Plano Real stabilisation and Cardoso reforms (Brazil)
BRA·1993 – 2002·Itamar Franco transition → PSDB under Cardoso with PFL coalition
Leaders: Fernando Henrique Cardoso (Finance Minister 1993-1994, President 1995-2002) · Pedro Malan (Finance Minister 1995-2002) · Gustavo Franco (Central Bank President 1997-1999) · Armínio Fraga (Central Bank President 1999-2002)
Three-stage stabilisation program designed to end the chronic high inflation that had persisted since the 1980s (peaking above 2,400% annual in 1993). Stage one was fiscal: the Emergency Social Fund and de-earmarking to achieve a plausible primary balance. Stage two was the Unidade Real de Valor (URV) from March 1994, a parallel accounting unit that re-synchronised relative prices without triggering an inflationary burst. Stage three was the introduction of the real as legal tender on 1 July 1994 at a 1:1 anchor to the dollar with a crawling band. Supporting reforms included large-scale privatisations (Telebrás 1998, steel, electricity distribution), the 1995 constitutional amendments permitting foreign participation in telecoms, mining and oil, pension reform 1998, and the 2000 Fiscal Responsibility Law imposing hard budget constraints on sub-national governments. The 1998-1999 external crisis forced abandonment of the crawling peg and adoption of inflation targeting plus a floating exchange rate from January 1999, which became the durable macroeconomic framework. Inflation fell from triple digits to single digits within a year and remained contained. The stabilisation succeeded where multiple 1980s heterodox plans (Cruzado, Bresser, Verão, Collor I and II) had failed.
Policy-content fingerprint — how the framework codes this movement on its axes
Fiscal Responsibility Law as rule-based constraint.
References
Lei Complementar 101/2000 (Lei de Responsabilidade Fiscal)

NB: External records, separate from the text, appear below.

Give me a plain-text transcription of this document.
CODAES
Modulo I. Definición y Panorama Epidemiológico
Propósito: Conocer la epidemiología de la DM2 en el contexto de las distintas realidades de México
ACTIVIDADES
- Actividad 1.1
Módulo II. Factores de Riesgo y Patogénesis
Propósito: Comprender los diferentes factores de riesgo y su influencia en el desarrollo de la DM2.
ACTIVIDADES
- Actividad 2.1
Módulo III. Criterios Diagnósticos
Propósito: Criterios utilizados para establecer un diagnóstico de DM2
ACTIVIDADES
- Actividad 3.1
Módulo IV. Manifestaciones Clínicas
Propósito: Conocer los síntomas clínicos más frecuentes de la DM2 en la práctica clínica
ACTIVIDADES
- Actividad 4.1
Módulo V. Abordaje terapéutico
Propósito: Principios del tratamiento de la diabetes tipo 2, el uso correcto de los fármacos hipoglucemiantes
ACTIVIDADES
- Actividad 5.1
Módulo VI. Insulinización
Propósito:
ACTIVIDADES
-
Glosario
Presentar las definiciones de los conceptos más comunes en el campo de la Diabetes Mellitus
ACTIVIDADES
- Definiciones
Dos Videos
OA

Bacha (2003), Brazil's Plano Real: A View from the Inside
Franco (1995), O Plano Real e Outros Ensaios
IMF Article IV Brazil 1996, 1999, 2001
Notes
Includes both the 1994 stabilisation (Itamar/Cardoso as Finance Minister) and the Cardoso presidency reforms through 2002 because the programme is continuous. 1999 regime switch from peg to float is the principal structural break within the period.